Every other summer, the American Council for the an Energy Efficient Economy (ACEEE) releases its International Energy Efficiency Scorecard. This year’s report is now on the street, and we think there is a lot to learn from its smart analysis and insight.
For many of us, this report provides an insightful and neutral assessment of our progress over the last year. By reviewing these rankings, we can learn a lot about the broad success of each country’s attempts to build paths to a sustainable future.
In our analysis of the 2014 ACEEE scorecard, published here, we bemoaned the fact that the U.S. and Canada had fallen far behind most countries in the developed world when it came to progress toward sustainable energy policies (coming in scarcely ahead of Mexico, India, and South Korea).
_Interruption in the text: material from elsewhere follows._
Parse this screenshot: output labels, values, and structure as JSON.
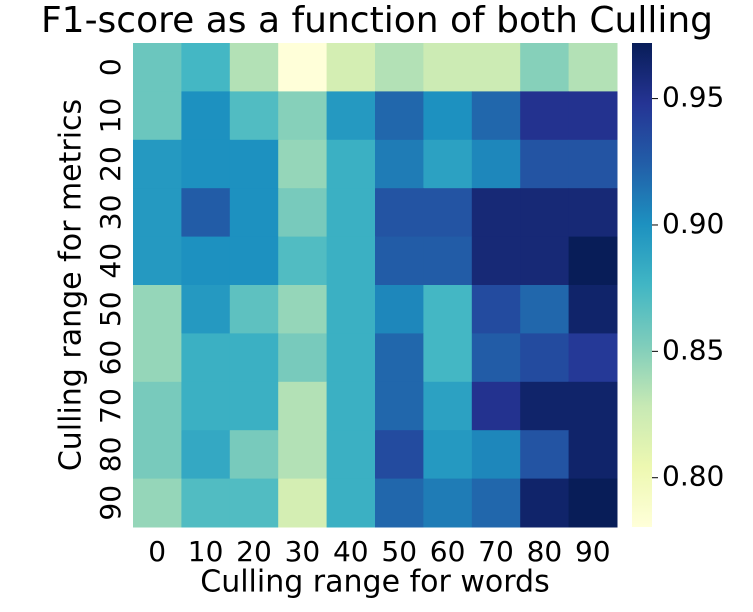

And though there are a few bright spots in this year’s reports, the news this year is still sobering.
Last August, in an essay in Fortune, Jigar Shah and Raj Pannu laid bare the basic problem of the green energy movement: its image has never wholly recovered from its association with hippies. The piece wastes no time dissecting this folly:
“Clean, renewable, or alternative: take your pick. Clean energy in the United States has been defined by earnest environmentalists who, to their credit, embraced it wholeheartedly, but, to our collective detriment, spun an ideological, naïve story divorced from the reality of the energy economy transformation actually taking shape around us.”
It’s a jolting pronouncement. But if it hurt feelings, it also helped clean a wound that’s been festering since the seventies. Almost overnight, clean energy has become a legitimate economic engine presaging smarter, more resilient infrastructure, yet the mainstream narrative remains defined by events that predate the cell phone.